Oleh : Devi Rahmadhani
Covid-19 menjadi trending topic. Banyak yang meyakini virus ini berasal dari hewan liar, tapi ada juga spekulasi terkait dengan konspirasi politik yang menyebutkan Covid-19 adalah senjata bio-kimia yang diproduksi untuk memenangkan hegemoni dunia. Terlepas dari apapun alasan di belakang itu, virus ini telah menjadi momok bagi seluruh lapisan masyarakat, tua -muda, kaya-miskin, maupun bandit atau orang-orang shaleh. Tak beda dengan negara lain, Indonesia mencatat angka pasien yang merangkak naik secara pelan namun konstan.
Respon awal rakyat Indonesia, yang diwakili oleh gesture para pejabatnya, sungguh terkesan menyepelekan bahkan penuh olok-olok. Lahirlah meme-meme seperti “Orang Indonesia Kebal Virus karena Suka Minum Jahe” dan beberapa signal olok-olok lainnya. Alhasil Allah menjawab kesombongan itu dengan ujian kecil yang berdampak dahsyat. Pandemi itupun menghantam Indonesia.
Pandemi ini bukanlah fenomena baru. Pada masa Khalifah Umar Bin Khattab, sudah pernah terjadi kejadian yang hampir serupa, yaitu ketika wabah melanda negeri Syam yang dikenal dengan Wabah Tha’un Amwas. Menelaah buku tentang Khalifah Umar bin Khattab karya Syaikh Ali Ash Shalabi dijelaskan bahwa total sekitar 20 ribu orang wafat karena wabah yang artinya hampir separuh jumlah penduduk Syam ketika itu.
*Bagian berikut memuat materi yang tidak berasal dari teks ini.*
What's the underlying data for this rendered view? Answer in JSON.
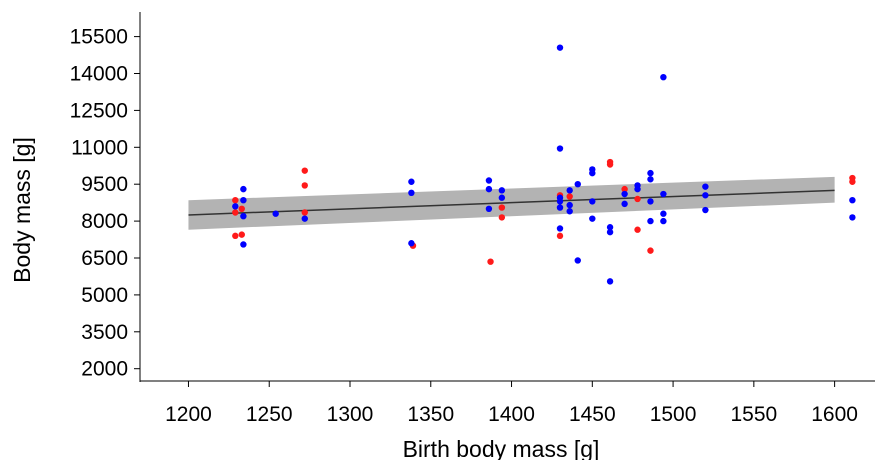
{
  "chart_data": {
    "type": "scatter",
    "title": "",
    "xlabel": "Birth body mass [g]",
    "ylabel": "Body mass [g]",
    "xlim": [
      1170,
      1625
    ],
    "ylim": [
      1500,
      16500
    ],
    "xticks": [
      1200,
      1250,
      1300,
      1350,
      1400,
      1450,
      1500,
      1550,
      1600
    ],
    "yticks": [
      2000,
      3500,
      5000,
      6500,
      8000,
      9500,
      11000,
      12500,
      14000,
      15500
    ],
    "grid": false,
    "legend": "none",
    "colors": {
      "series_red": "#ff1a1a",
      "series_blue": "#0000ff",
      "fit_line": "#333333",
      "ci_band": "#b3b3b3",
      "axis": "#000000"
    },
    "series": [
      {
        "color": "red",
        "points": [
          [
            1229,
            8850
          ],
          [
            1229,
            8350
          ],
          [
            1229,
            7400
          ],
          [
            1233,
            8500
          ],
          [
            1233,
            7450
          ],
          [
            1272,
            10050
          ],
          [
            1272,
            9450
          ],
          [
            1272,
            8350
          ],
          [
            1339,
            7000
          ],
          [
            1387,
            6350
          ],
          [
            1394,
            8550
          ],
          [
            1394,
            8150
          ],
          [
            1430,
            9050
          ],
          [
            1430,
            7400
          ],
          [
            1436,
            9000
          ],
          [
            1461,
            10400
          ],
          [
            1461,
            10300
          ],
          [
            1470,
            9300
          ],
          [
            1478,
            8900
          ],
          [
            1478,
            7650
          ],
          [
            1486,
            6800
          ],
          [
            1611,
            9750
          ],
          [
            1611,
            9600
          ]
        ]
      },
      {
        "color": "blue",
        "points": [
          [
            1229,
            8600
          ],
          [
            1234,
            9300
          ],
          [
            1234,
            8850
          ],
          [
            1234,
            8200
          ],
          [
            1234,
            7050
          ],
          [
            1254,
            8300
          ],
          [
            1272,
            8100
          ],
          [
            1338,
            9600
          ],
          [
            1338,
            9150
          ],
          [
            1338,
            7100
          ],
          [
            1386,
            9650
          ],
          [
            1386,
            9300
          ],
          [
            1386,
            8500
          ],
          [
            1394,
            9250
          ],
          [
            1394,
            8950
          ],
          [
            1430,
            15050
          ],
          [
            1430,
            10950
          ],
          [
            1430,
            8950
          ],
          [
            1430,
            8800
          ],
          [
            1430,
            8550
          ],
          [
            1430,
            7700
          ],
          [
            1436,
            9250
          ],
          [
            1436,
            8650
          ],
          [
            1436,
            8400
          ],
          [
            1441,
            9500
          ],
          [
            1441,
            6400
          ],
          [
            1450,
            10100
          ],
          [
            1450,
            9950
          ],
          [
            1450,
            8800
          ],
          [
            1450,
            8100
          ],
          [
            1461,
            7750
          ],
          [
            1461,
            7550
          ],
          [
            1461,
            5550
          ],
          [
            1470,
            9100
          ],
          [
            1470,
            8700
          ],
          [
            1478,
            9450
          ],
          [
            1478,
            9300
          ],
          [
            1486,
            9950
          ],
          [
            1486,
            9700
          ],
          [
            1486,
            8800
          ],
          [
            1486,
            8000
          ],
          [
            1494,
            13850
          ],
          [
            1494,
            9100
          ],
          [
            1494,
            8300
          ],
          [
            1494,
            8000
          ],
          [
            1520,
            9400
          ],
          [
            1520,
            9050
          ],
          [
            1520,
            8450
          ],
          [
            1611,
            8850
          ],
          [
            1611,
            8150
          ]
        ]
      }
    ],
    "regression": {
      "x": [
        1200,
        1600
      ],
      "y": [
        8250,
        9250
      ],
      "ci_lower": [
        7650,
        8750
      ],
      "ci_upper": [
        8850,
        9800
      ]
    }
  }
}
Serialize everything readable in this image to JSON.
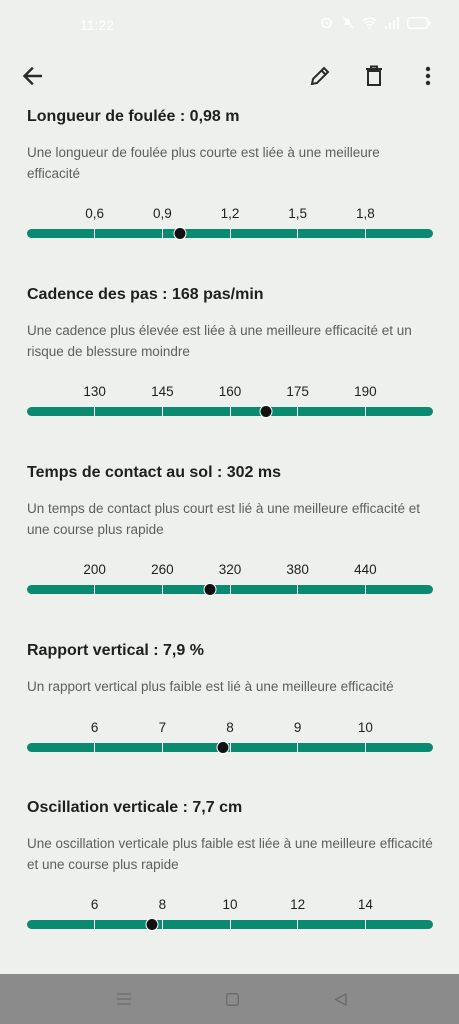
{
  "status_bar": {
    "time": "11:22"
  },
  "app_bar": {
    "back_icon": "arrow-back-icon",
    "edit_icon": "pencil-icon",
    "delete_icon": "trash-icon",
    "menu_icon": "more-vertical-icon"
  },
  "metrics": [
    {
      "title": "Longueur de foulée : 0,98 m",
      "description": "Une longueur de foulée plus courte est liée à une meilleure efficacité",
      "ticks": [
        "0,6",
        "0,9",
        "1,2",
        "1,5",
        "1,8"
      ],
      "value": 0.98,
      "range": [
        0.3,
        2.1
      ]
    },
    {
      "title": "Cadence des pas : 168 pas/min",
      "description": "Une cadence plus élevée est liée à une meilleure efficacité et un risque de blessure moindre",
      "ticks": [
        "130",
        "145",
        "160",
        "175",
        "190"
      ],
      "value": 168,
      "range": [
        115,
        205
      ]
    },
    {
      "title": "Temps de contact au sol : 302 ms",
      "description": "Un temps de contact plus court est lié à une meilleure efficacité et une course plus rapide",
      "ticks": [
        "200",
        "260",
        "320",
        "380",
        "440"
      ],
      "value": 302,
      "range": [
        140,
        500
      ]
    },
    {
      "title": "Rapport vertical : 7,9 %",
      "description": "Un rapport vertical plus faible est lié à une meilleure efficacité",
      "ticks": [
        "6",
        "7",
        "8",
        "9",
        "10"
      ],
      "value": 7.9,
      "range": [
        5,
        11
      ]
    },
    {
      "title": "Oscillation verticale : 7,7 cm",
      "description": "Une oscillation verticale plus faible est liée à une meilleure efficacité et une course plus rapide",
      "ticks": [
        "6",
        "8",
        "10",
        "12",
        "14"
      ],
      "value": 7.7,
      "range": [
        4,
        16
      ]
    }
  ],
  "colors": {
    "accent": "#0b8a72",
    "background": "#eef0ee",
    "thumb": "#111111"
  },
  "nav_bar": {
    "recents_icon": "menu-lines-icon",
    "home_icon": "square-icon",
    "back_icon": "triangle-back-icon"
  }
}
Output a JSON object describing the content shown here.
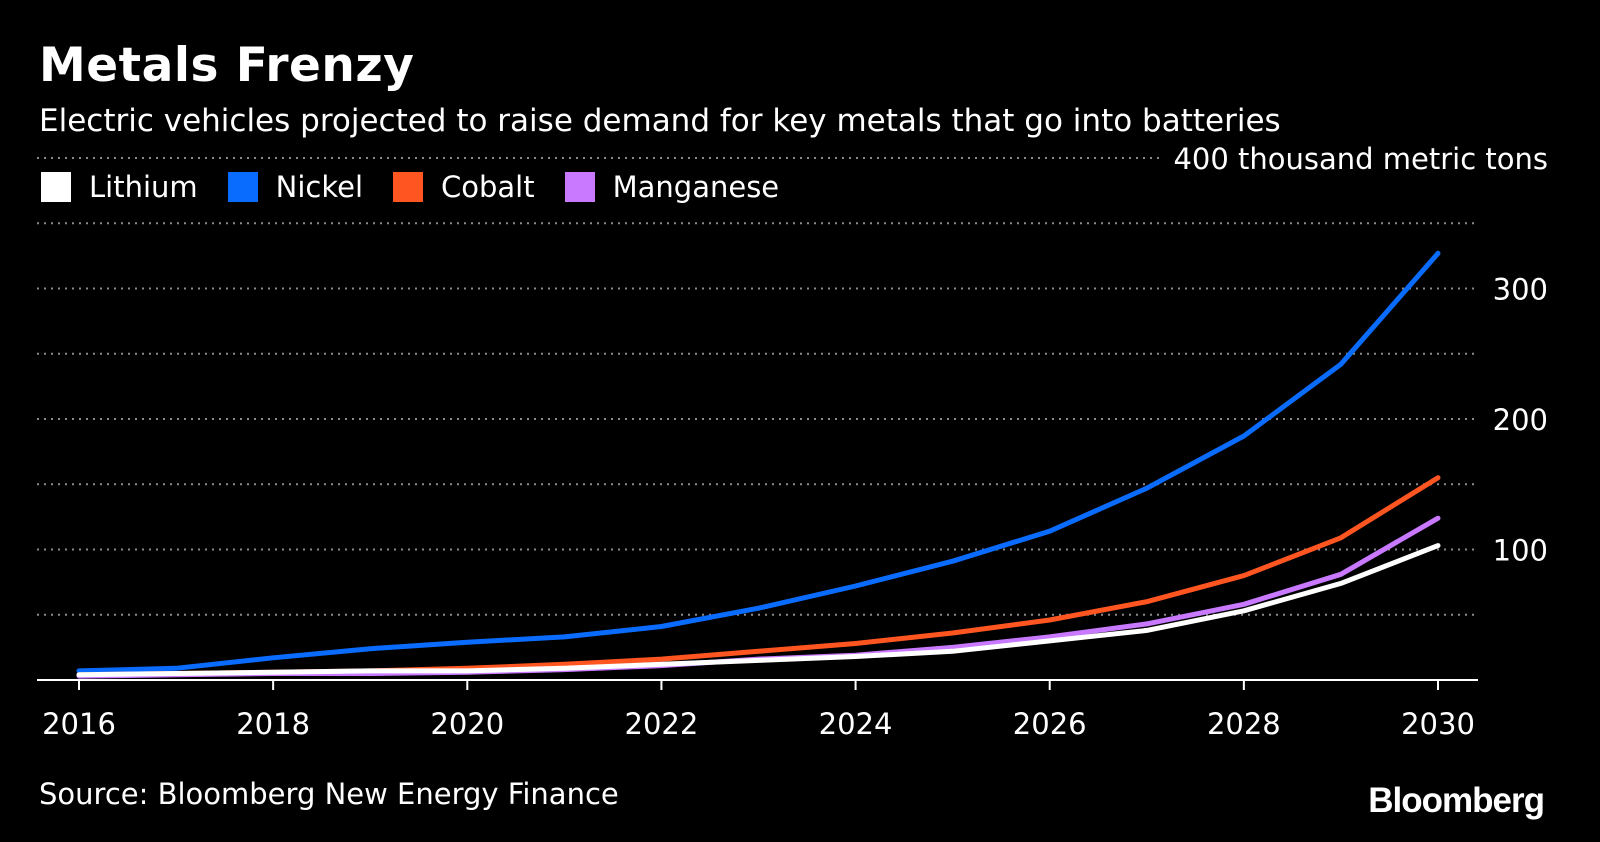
{
  "header": {
    "title": "Metals Frenzy",
    "subtitle": "Electric vehicles projected to raise demand for key metals that go into batteries"
  },
  "footer": {
    "source": "Source: Bloomberg New Energy Finance",
    "logo": "Bloomberg"
  },
  "chart_data": {
    "type": "line",
    "title": "Metals Frenzy",
    "subtitle": "Electric vehicles projected to raise demand for key metals that go into batteries",
    "xlabel": "",
    "ylabel": "400 thousand metric tons",
    "x": [
      2016,
      2017,
      2018,
      2019,
      2020,
      2021,
      2022,
      2023,
      2024,
      2025,
      2026,
      2027,
      2028,
      2029,
      2030
    ],
    "x_ticks": [
      "2016",
      "2018",
      "2020",
      "2022",
      "2024",
      "2026",
      "2028",
      "2030"
    ],
    "ylim": [
      0,
      400
    ],
    "y_ticks": [
      {
        "value": 400,
        "label": "400 thousand metric tons"
      },
      {
        "value": 300,
        "label": "300"
      },
      {
        "value": 200,
        "label": "200"
      },
      {
        "value": 100,
        "label": "100"
      }
    ],
    "gridlines": [
      50,
      100,
      150,
      200,
      250,
      300,
      350,
      400
    ],
    "grid": true,
    "legend_placement": "top-left",
    "series": [
      {
        "name": "Lithium",
        "color": "#ffffff",
        "values": [
          4,
          5,
          6,
          7,
          7,
          9,
          12,
          15,
          18,
          22,
          30,
          38,
          53,
          74,
          103
        ]
      },
      {
        "name": "Nickel",
        "color": "#0a6cff",
        "values": [
          7,
          9,
          17,
          24,
          29,
          33,
          41,
          55,
          72,
          91,
          114,
          147,
          187,
          242,
          327
        ]
      },
      {
        "name": "Cobalt",
        "color": "#ff5520",
        "values": [
          4,
          5,
          6,
          7,
          9,
          12,
          16,
          22,
          28,
          36,
          46,
          60,
          80,
          109,
          155
        ]
      },
      {
        "name": "Manganese",
        "color": "#c879ff",
        "values": [
          3,
          4,
          5,
          5,
          6,
          8,
          11,
          16,
          19,
          25,
          33,
          43,
          58,
          81,
          124
        ]
      }
    ]
  }
}
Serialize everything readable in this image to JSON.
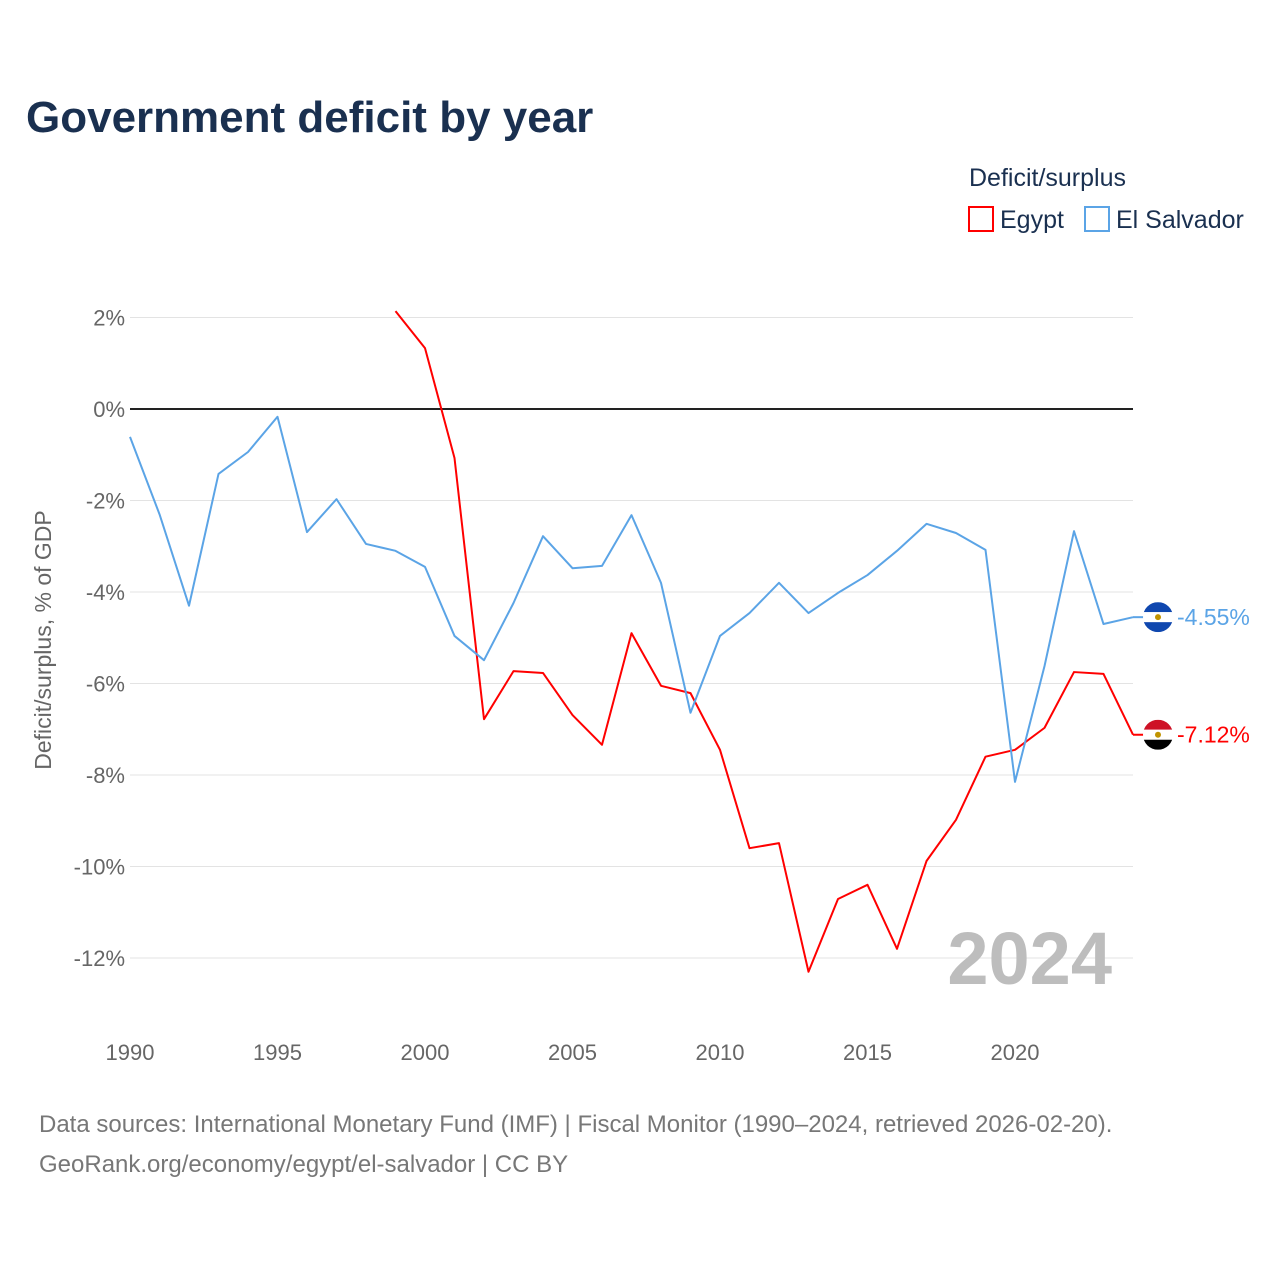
{
  "chart_data": {
    "type": "line",
    "title": "Government deficit by year",
    "ylabel": "Deficit/surplus, % of GDP",
    "xlabel": "",
    "legend_title": "Deficit/surplus",
    "legend_position": "top-right",
    "xlim": [
      1990,
      2024
    ],
    "ylim": [
      -13.5,
      2.5
    ],
    "x_ticks": [
      1990,
      1995,
      2000,
      2005,
      2010,
      2015,
      2020
    ],
    "y_ticks": [
      2,
      0,
      -2,
      -4,
      -6,
      -8,
      -10,
      -12
    ],
    "y_tick_labels": [
      "2%",
      "0%",
      "-2%",
      "-4%",
      "-6%",
      "-8%",
      "-10%",
      "-12%"
    ],
    "grid": true,
    "year_watermark": "2024",
    "series": [
      {
        "name": "Egypt",
        "color": "#ff0000",
        "end_label": "-7.12%",
        "x": [
          1999,
          2000,
          2001,
          2002,
          2003,
          2004,
          2005,
          2006,
          2007,
          2008,
          2009,
          2010,
          2011,
          2012,
          2013,
          2014,
          2015,
          2016,
          2017,
          2018,
          2019,
          2020,
          2021,
          2022,
          2023,
          2024
        ],
        "values": [
          2.14,
          1.33,
          -1.07,
          -6.78,
          -5.73,
          -5.77,
          -6.69,
          -7.34,
          -4.9,
          -6.05,
          -6.21,
          -7.45,
          -9.6,
          -9.49,
          -12.3,
          -10.71,
          -10.4,
          -11.8,
          -9.88,
          -8.98,
          -7.6,
          -7.45,
          -6.97,
          -5.75,
          -5.79,
          -7.12
        ]
      },
      {
        "name": "El Salvador",
        "color": "#5ba4e6",
        "end_label": "-4.55%",
        "x": [
          1990,
          1991,
          1992,
          1993,
          1994,
          1995,
          1996,
          1997,
          1998,
          1999,
          2000,
          2001,
          2002,
          2003,
          2004,
          2005,
          2006,
          2007,
          2008,
          2009,
          2010,
          2011,
          2012,
          2013,
          2014,
          2015,
          2016,
          2017,
          2018,
          2019,
          2020,
          2021,
          2022,
          2023,
          2024
        ],
        "values": [
          -0.61,
          -2.3,
          -4.3,
          -1.42,
          -0.94,
          -0.17,
          -2.69,
          -1.97,
          -2.95,
          -3.1,
          -3.45,
          -4.96,
          -5.49,
          -4.24,
          -2.78,
          -3.48,
          -3.43,
          -2.32,
          -3.8,
          -6.64,
          -4.96,
          -4.46,
          -3.8,
          -4.46,
          -4.02,
          -3.63,
          -3.1,
          -2.51,
          -2.71,
          -3.08,
          -8.15,
          -5.62,
          -2.67,
          -4.7,
          -4.55
        ]
      }
    ]
  },
  "footer": {
    "sources": "Data sources: International Monetary Fund (IMF) | Fiscal Monitor (1990–2024, retrieved 2026-02-20).",
    "credit": "GeoRank.org/economy/egypt/el-salvador | CC BY"
  }
}
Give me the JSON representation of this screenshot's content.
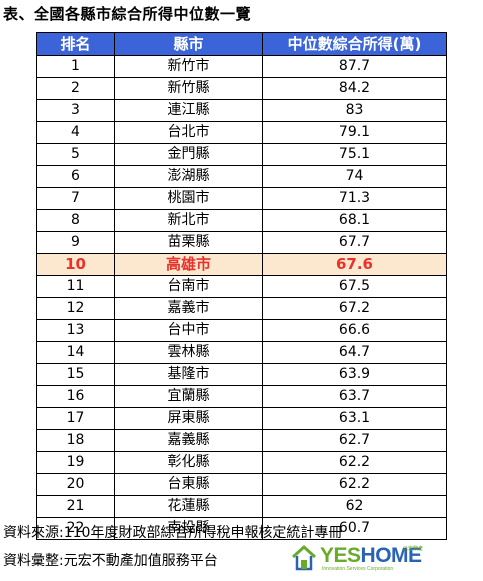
{
  "title": "表、全國各縣市綜合所得中位數一覽",
  "table": {
    "headers": [
      "排名",
      "縣市",
      "中位數綜合所得(萬)"
    ],
    "highlight_rank": "10",
    "highlight_color": "#e8322b",
    "highlight_bg": "#fce7cf",
    "header_bg": "#3a64d8",
    "rows": [
      {
        "rank": "1",
        "city": "新竹市",
        "value": "87.7"
      },
      {
        "rank": "2",
        "city": "新竹縣",
        "value": "84.2"
      },
      {
        "rank": "3",
        "city": "連江縣",
        "value": "83"
      },
      {
        "rank": "4",
        "city": "台北市",
        "value": "79.1"
      },
      {
        "rank": "5",
        "city": "金門縣",
        "value": "75.1"
      },
      {
        "rank": "6",
        "city": "澎湖縣",
        "value": "74"
      },
      {
        "rank": "7",
        "city": "桃園市",
        "value": "71.3"
      },
      {
        "rank": "8",
        "city": "新北市",
        "value": "68.1"
      },
      {
        "rank": "9",
        "city": "苗栗縣",
        "value": "67.7"
      },
      {
        "rank": "10",
        "city": "高雄市",
        "value": "67.6"
      },
      {
        "rank": "11",
        "city": "台南市",
        "value": "67.5"
      },
      {
        "rank": "12",
        "city": "嘉義市",
        "value": "67.2"
      },
      {
        "rank": "13",
        "city": "台中市",
        "value": "66.6"
      },
      {
        "rank": "14",
        "city": "雲林縣",
        "value": "64.7"
      },
      {
        "rank": "15",
        "city": "基隆市",
        "value": "63.9"
      },
      {
        "rank": "16",
        "city": "宜蘭縣",
        "value": "63.7"
      },
      {
        "rank": "17",
        "city": "屏東縣",
        "value": "63.1"
      },
      {
        "rank": "18",
        "city": "嘉義縣",
        "value": "62.7"
      },
      {
        "rank": "19",
        "city": "彰化縣",
        "value": "62.2"
      },
      {
        "rank": "20",
        "city": "台東縣",
        "value": "62.2"
      },
      {
        "rank": "21",
        "city": "花蓮縣",
        "value": "62"
      },
      {
        "rank": "22",
        "city": "南投縣",
        "value": "60.7"
      }
    ]
  },
  "footer": {
    "source": "資料來源:110年度財政部綜合所得稅申報核定統計專冊",
    "compiled": "資料彙整:元宏不動產加值服務平台"
  },
  "logo": {
    "brand_yes": "YES",
    "brand_home": "HOME",
    "chinese": "元宏數產",
    "tagline": "Innovation Services Corporation",
    "icon": "house-icon"
  }
}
Wabah tersebut berhenti hanya ketika sahabat Amr Bin Ash memimpin Syam. Berkat kecerdasan yang dikarunia Allah, beliau berhasil menyelamatkan Syam dengan izin Allah. Amr bin Ash berkata: “Wahai sekalian manusia, penyakit ini menyebar layaknya kobaran api. Jaga jaraklah dan berpencarlah kalian dengan menempatkan diri di gunung-gunung” Mereka pun berpencar dan menempati di gunung-gunung. Akhirnya, wabah pun berhenti layaknya api yang padam karena tidak bisa lagi menemukan bahan untuk dibakar. Konsep inilah yang hari ini kita kenal dengan istilah lockdown dan physical distancing.
Wabah ini tidak dapat diatasi sepenuhnya tanpa adanya kerjasama yang baik antara warga dan negara. Keduanya harus berjuang bersama dalam menghadapi virus ini dengan landasan yang sama dan satu, yakni ketaqwaan kepada Allah. Sebagian masyarakat Indonesia merasa bahwa dirinya lebih paham dari ulama dan sibuk mengomentari keputusan yang diambil oleh pihak yang berwenang dalam mengatasi wabah ini.
Mereka keliru ketika mengatakan bahwa tawakkal saja cukup, tanpa ikhtiar, dan juga keliru pula ketika menentang arahan para medis dan Kementrian Agama. Dengan mudah kita temukan komentar publik tentang penghentian sementara kegiatan ibadah, termasuk sholat Jumat. Diantara komentar itu “Tidak usah takut dengan virus, takutlah dengan Allah, tetap berjamaah di mesjid karena nyawa di tangan Allah” Pernyataan ini konyol. Sudah sepatutnya sebagai rakyat kita taat dan menyerahkan urusan pada ulama yang berfatwa ilmu yang luas. Bukankah selama tidak bertentangan dengan al-Quran dan Sunnah kita seharusnya bersikap “sami’na wa atha’na?”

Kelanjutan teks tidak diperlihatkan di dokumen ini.